Das FA erfasste den Differenzbetrag als Gewinn aus der Einbringung der bisherigen atypisch stillen Gesellschaft in eine neue atypisch stille Gesellschaft und rechnete den Gewinn der bisherigen stillen Gesellschafterin und der GmbH nach ihrem Anteil an der stillen Gesellschaft zu. Das FG (FG des Saarlandes, Urteil vom 1.7.2015, 1 K 1414/12, Haufe-Index 8404046) teilte diese Auffassung im Ergebnis; beiden bisherigen Gesellschaftern seien stille Reserven "abgekauft" worden.

 

Entscheidung

Die Revision der Klagebevollmächtigten für die atypisch stille Gesellschaft hatte Erfolg, während die Revision der GmbH vom BFH als unbegründet zurückgewiesen wurde. Die GmbH habe entweder einen Gewinn aus der Veräußerung eines Teilanteils ihrer Beteiligung an der atypisch stillen Gesellschaft oder – gleichbedeutend – einen Gewinn aus der Einbringung eines Teilanteils in eine neue stille Gesellschaft für Rechnung des neuen Gesellschafters erzielt.

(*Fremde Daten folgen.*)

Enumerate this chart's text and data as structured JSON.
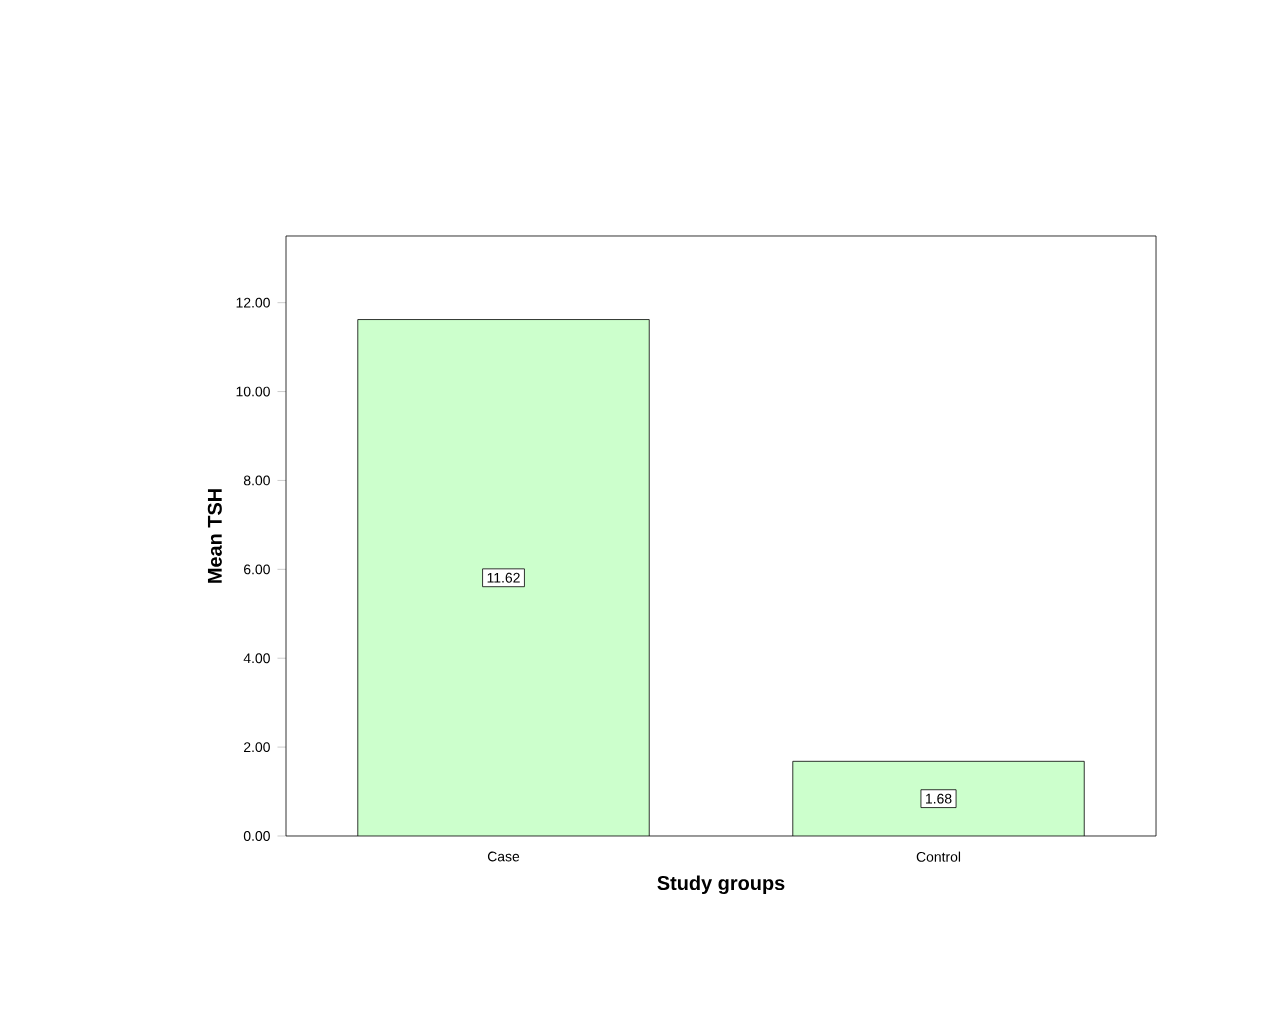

Die Zahlung des neuen Gesellschafters sei in ein Vermögen der GmbH erbracht worden, das diese neben dem mitunternehmerisch durch die stille Gesellschaft gebundenen Vermögen gehalten habe.

 

Hinweis

1. Das Urteil betrifft das steuerrechtliche Verständnis der atypisch stillen Gesellschaft als Mitun­ternehmerschaft. In mehreren Entscheidungen der letzten Jahre hat der BFH deutlich gemacht, dass er die atypisch stille Gesellschaft als eine fiktive Innen-KG versteht, bei der der Inhaber des Handelsgewerbes der fiktive Komplementär und der stille Gesellschafter der fiktive Kommanditist sind. Der Inhaber des Handelsgewerbes verwaltet sein der stillen Gesellschaft gewidmetes Vermögen für Rechnung der Innen-KG und erhält seinen Anteil am Gewinn der stillen Gesellschaft wie ein Komplementär von der fiktiven KG.

2. Im Urteilsfall stellte sich die Frage, ob der Inhaber des Handelsgewerbes, der die stille Beteiligung an seinem gesamten Betriebsvermögen bestellt hat, im Bild von der fiktiven KG eigenes und nicht für Rechnung der KG verwaltetes Vermögen haben kann. Dies bejaht der BFH, was bedeutet, dass etwa im Fall einer GmbH & Still das Vermögen der GmbH in ein fiktives KG-Vermögen und das "eigene" Vermögen der GmbH aufgespalten werden muss. Zum "eigenen" Vermögen der GmbH gehört etwa ihr fiktiver KG-Anteil, auch wenn dieser steuerbilanziell gesehen kein Wirtschaftsgut darstellt. In das "eigene" Vermögen der GmbH müssen auch die Gewinnanteile der GmbH aus der stillen Gesellschaft eingehen, die nicht stehen gelassen und auch nicht wie Fremdkapital der stillen Gesellschaft zur Verfügung belassen werden.

In das "eigene" Vermögen gehört dann schließlich auch der Erlös aus dem Verkauf eines Teils der Beteiligung an einen anderen stillen Gesellschafter. Deshalb konnte der BFH im Urteilsfall zu dem Ergebnis kommen, dass nur der GmbH und nicht allen bisherigen Mitunternehmern der stillen Gesellschaft ein Gewinn aus dem "Verkauf stiller Reserven" an den neuen Gesellschafter zuzurechnen war.